Metropolitan News-Enterprise


Thursday, July 26, 2018


Page 3


Ninth Circuit:

Trump’s Utterances Didn’t Require Voir Dire Queries on Bias

Majority Says 2016 Campaign Statements Against Illegal Immigration Did Not Entitle Man on Trial for Attempted Illegal Reentry Into U.S. From Mexico to Question Venire Members as to Ethnic Prejudices


By a MetNews Staff Writer




A District Court judge did not abuse his discretion in the case of a man who was on trial for attempted unlawful reentry into the United States from Mexico—shortly after the 2016 presidential election, in which the successful candidate, Donald Trump, voiced strong opposition to illegal immigration—by declining to question prospective jurors as to any ethnic prejudices, the Ninth U.S. Circuit Court of Appeals has ruled.

The 2-1 memorandum opinion affirming the conviction of Herminio Garcia-Carillo, filed Tuesday, was signed by Ninth Circuit Judge Michelle T. Friedland and Senior Third Circuit Judge D. Michael Fisher, sitting by designation. Ninth Circuit Judge Paul J. Watford wrote an adamant vigorous dissent.

Friedland and Watford are both Democrats, appointed by President Barack Obama, and Fisher is a Republican, chosen by President George W. Bush.

 The Ninth Circuit’s 2012 decision in United States v. Anekwu was cited by Friedland. There, a Nigerian national was charged with fraud of the same sort that other Nigerians, according to news reports, had been perpetrating.

The circuit court, in an opinion by Judge N. Randy Smith, said there was no error in the judge having disallowed attorney-conducted voir dire in Anekwu’s case or in declining to ask questions proposed by the defendant’s lawyer as to possible biases.

Indistinguishable From Precedent

Tuesday’s majority opinion says:

“The fact that a successful presidential candidate made derogatory remarks about Mexican immigrants during the campaign does not, on its own, demonstrate that the population at large is prejudiced against such individuals. And, as in Anekwu…, the jurors individually informed the district court that they could be fair and impartial—here, these assurances were given after the district court stressed that anyone who could not ‘fairly listen to the facts’ in ‘a criminal immigration case,’ or whose ‘strong feelings’ about immigration prevented them from following the law, should not sit on the jury. Without some affirmative indication that members of the jury pool might have harbored prejudice against Mexican immigrants, this case cannot be distinguished from our decision in Anekwu.”

The majority opinion adds that “injecting the subject of race into voir dire is far from costless,” explaining that jurors might infer from such questioning that ethnicity has relevance in their determinations.


High Court Precedent

Both the majority’s memorandum opinion and the dissent cite the U.S. Supreme Court’s 1981 plurality decision in Rosales-Lopez v. United States. The defendant in that case was a man of Mexican descent who was charged with unlawfully bringing Mexican nationals into the United States.

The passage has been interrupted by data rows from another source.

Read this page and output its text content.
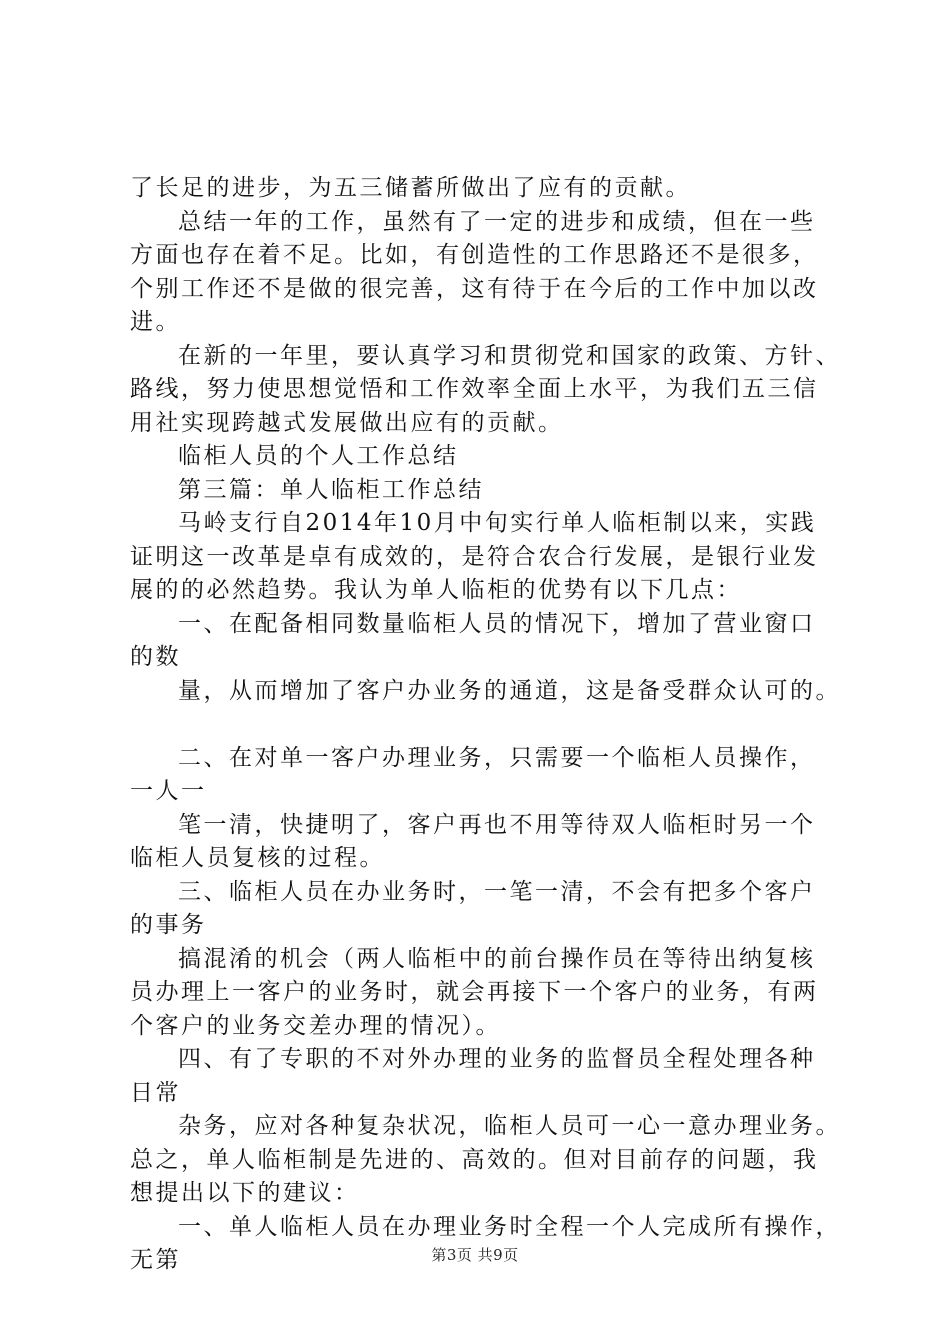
了长足的进步，为五三储蓄所做出了应有的贡献。
总结一年的工作，虽然有了一定的进步和成绩，但在一些
方面也存在着不足。比如，有创造性的工作思路还不是很多，
个别工作还不是做的很完善，这有待于在今后的工作中加以改
进。
在新的一年里，要认真学习和贯彻党和国家的政策、方针、
路线，努力使思想觉悟和工作效率全面上水平，为我们五三信
用社实现跨越式发展做出应有的贡献。
临柜人员的个人工作总结
第三篇：单人临柜工作总结
马岭支行自2014年10月中旬实行单人临柜制以来，实践
证明这一改革是卓有成效的，是符合农合行发展，是银行业发
展的的必然趋势。我认为单人临柜的优势有以下几点：
一、在配备相同数量临柜人员的情况下，增加了营业窗口
的数
量，从而增加了客户办业务的通道，这是备受群众认可的。
二、在对单一客户办理业务，只需要一个临柜人员操作，
一人一
笔一清，快捷明了，客户再也不用等待双人临柜时另一个
临柜人员复核的过程。
三、临柜人员在办业务时，一笔一清，不会有把多个客户
的事务
搞混淆的机会（两人临柜中的前台操作员在等待出纳复核
员办理上一客户的业务时，就会再接下一个客户的业务，有两
个客户的业务交差办理的情况）。
四、有了专职的不对外办理的业务的监督员全程处理各种
日常
杂务，应对各种复杂状况，临柜人员可一心一意办理业务。
总之，单人临柜制是先进的、高效的。但对目前存的问题，我
想提出以下的建议：
一、单人临柜人员在办理业务时全程一个人完成所有操作，
无第	第3页 共9页
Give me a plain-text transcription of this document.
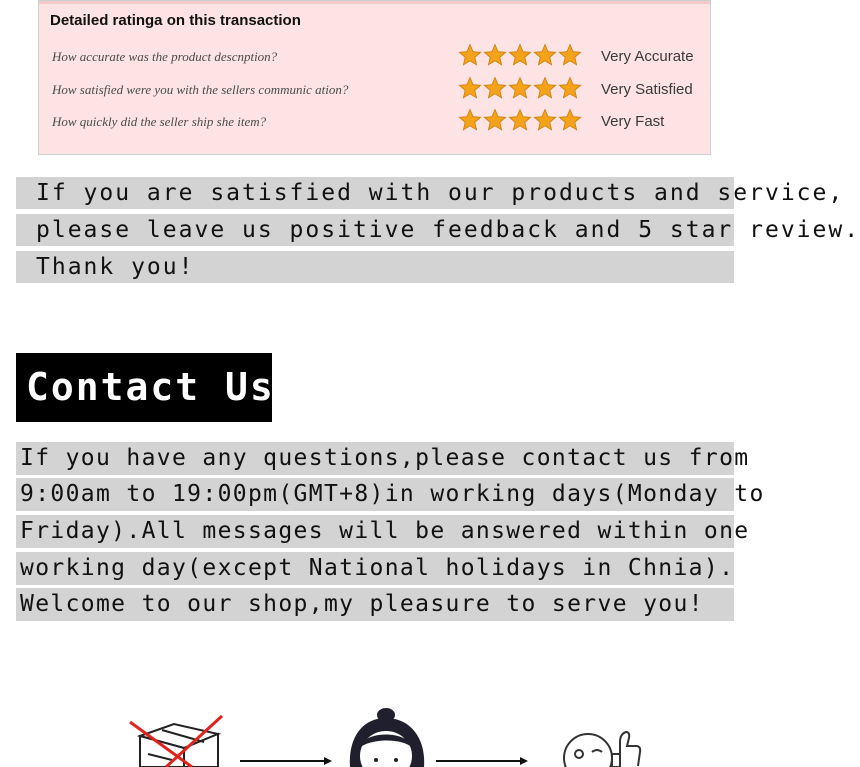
Detailed ratinga on this transaction
How accurate was the product descnption?	Very Accurate
How satisfied were you with the sellers communic ation?	Very Satisfied
How quickly did the seller ship she item?	Very Fast
If you are satisfied with our products and service,
please leave us positive feedback and 5 star review.
Thank you!
Contact Us
If you have any questions,please contact us from
9:00am to 19:00pm(GMT+8)in working days(Monday to
Friday).All messages will be answered within one
working day(except National holidays in Chnia).
Welcome to our shop,my pleasure to serve you!
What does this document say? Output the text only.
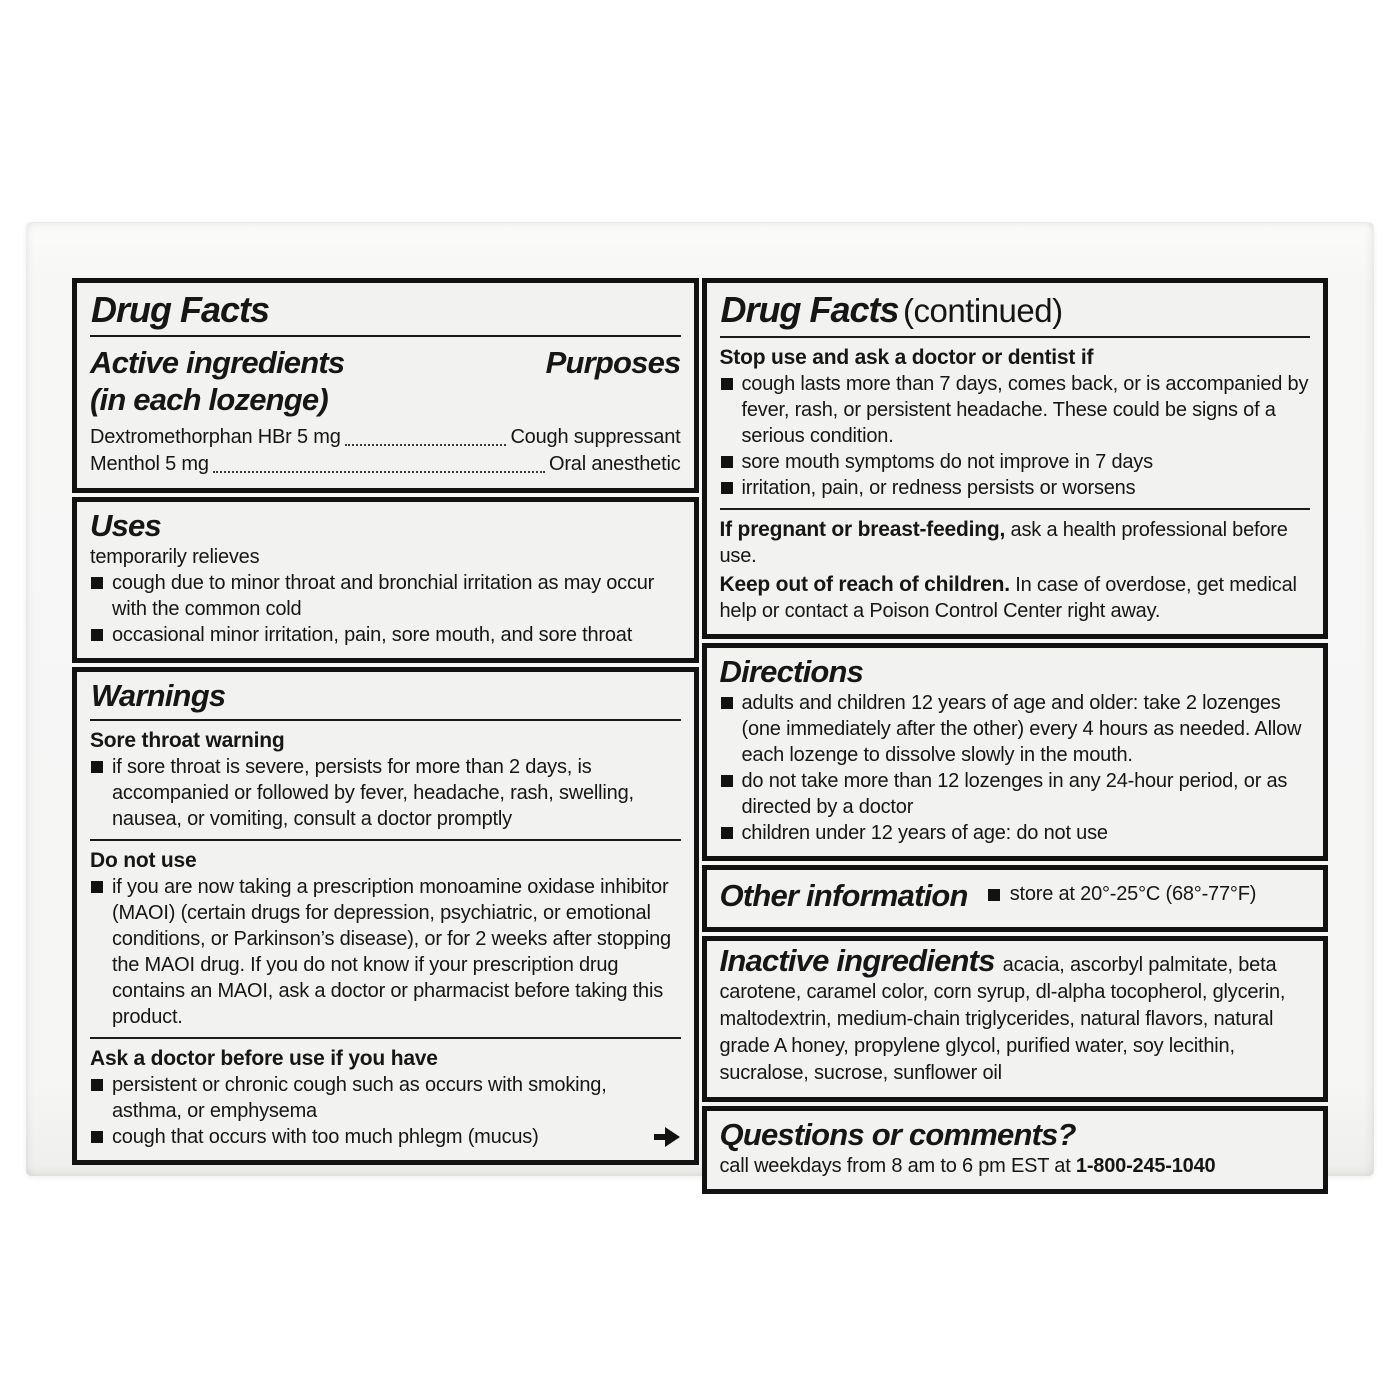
Drug Facts
Active ingredients
(in each lozenge)
Purposes
Dextromethorphan HBr 5 mg	Cough suppressant
Menthol 5 mg	Oral anesthetic
Uses

temporarily relieves

cough due to minor throat and bronchial irritation as may occur with the common cold
occasional minor irritation, pain, sore mouth, and sore throat
Warnings

Sore throat warning

if sore throat is severe, persists for more than 2 days, is accompanied or followed by fever, headache, rash, swelling, nausea, or vomiting, consult a doctor promptly

Do not use

if you are now taking a prescription monoamine oxidase inhibitor (MAOI) (certain drugs for depression, psychiatric, or emotional conditions, or Parkinson’s disease), or for 2 weeks after stopping the MAOI drug. If you do not know if your prescription drug contains an MAOI, ask a doctor or pharmacist before taking this product.

Ask a doctor before use if you have

persistent or chronic cough such as occurs with smoking, asthma, or emphysema
cough that occurs with too much phlegm (mucus)
Drug Facts (continued)

Stop use and ask a doctor or dentist if

cough lasts more than 7 days, comes back, or is accompanied by fever, rash, or persistent headache. These could be signs of a serious condition.
sore mouth symptoms do not improve in 7 days
irritation, pain, or redness persists or worsens

If pregnant or breast-feeding, ask a health professional before use.

Keep out of reach of children. In case of overdose, get medical help or contact a Poison Control Center right away.

Directions
adults and children 12 years of age and older: take 2 lozenges (one immediately after the other) every 4 hours as needed. Allow each lozenge to dissolve slowly in the mouth.
do not take more than 12 lozenges in any 24-hour period, or as directed by a doctor
children under 12 years of age: do not use
Other information store at 20°-25°C (68°-77°F)

Inactive ingredients acacia, ascorbyl palmitate, beta carotene, caramel color, corn syrup, dl-alpha tocopherol, glycerin, maltodextrin, medium-chain triglycerides, natural flavors, natural grade A honey, propylene glycol, purified water, soy lecithin, sucralose, sucrose, sunflower oil

Questions or comments?

call weekdays from 8 am to 6 pm EST at 1-800-245-1040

Justice Byron White said in the lead opinion:

“There is no constitutional presumption of juror bias for or against members of any particular racial or ethnic groups….Only when there are more substantial indications of the likelihood of racial or ethnic prejudice affecting the jurors in a particular case does the trial court’s denial of a defendant’s request to examine the jurors’ ability to deal impartially with this subject amount to an unconstitutional abuse of discretion.”

It was held Rosales-Lopez, the Ninth Circuit’s majority pointed out, that questioning of persons on a venire as to racial bias is permissible only if the matter of race is “inextricably bound up with the conduct of the trial.” In the present case, the circuit judges said, “there are no special circumstances suggesting” the Rosales-Lopez standard is met.

Watford’s Dissent

Watford cited Rosales-Lopez for the proposition that “[a] defendant in a federal criminal trial is entitled to ask prospective jurors about potential racial or ethnic prejudice whenever there is a “reasonable possibility” that such prejudice might influence a juror’s evaluation of the evidence.”

He commented:

“The ‘reasonable possibility’ standard is not difficult to meet. A defendant just needs to show a rational basis for thinking that race or ethnicity might factor into a prospective juror’s assessment of his guilt or innocence. Here, Garcia-Carillo made that showing. He noted that the crime with which he was charged required the government to prove that he is a Mexican national who re-entered the United States illegally. His trial was set to take place on the heels of a divisive national election in which the issue of illegal immigration—particularly from Mexico—received significant attention. And, as noted, the winning candidate espoused views of Mexican immigrants that, if shared by a prospective juror, would likely be disqualifying, or at the very least relevant in deciding whether to exercise a peremptory challenge. When a successful presidential candidate embraces the view that immigrants from Mexico are rapists who bring crime and drugs into the United States, is it irrational to think that one or more members of a jury venire drawn shortly after the election might share similar views? Was it irrational for Garcia-Carillo to be concerned that some prospective jurors might view him through the lens of the stereotype embraced by then-candidate Trump?”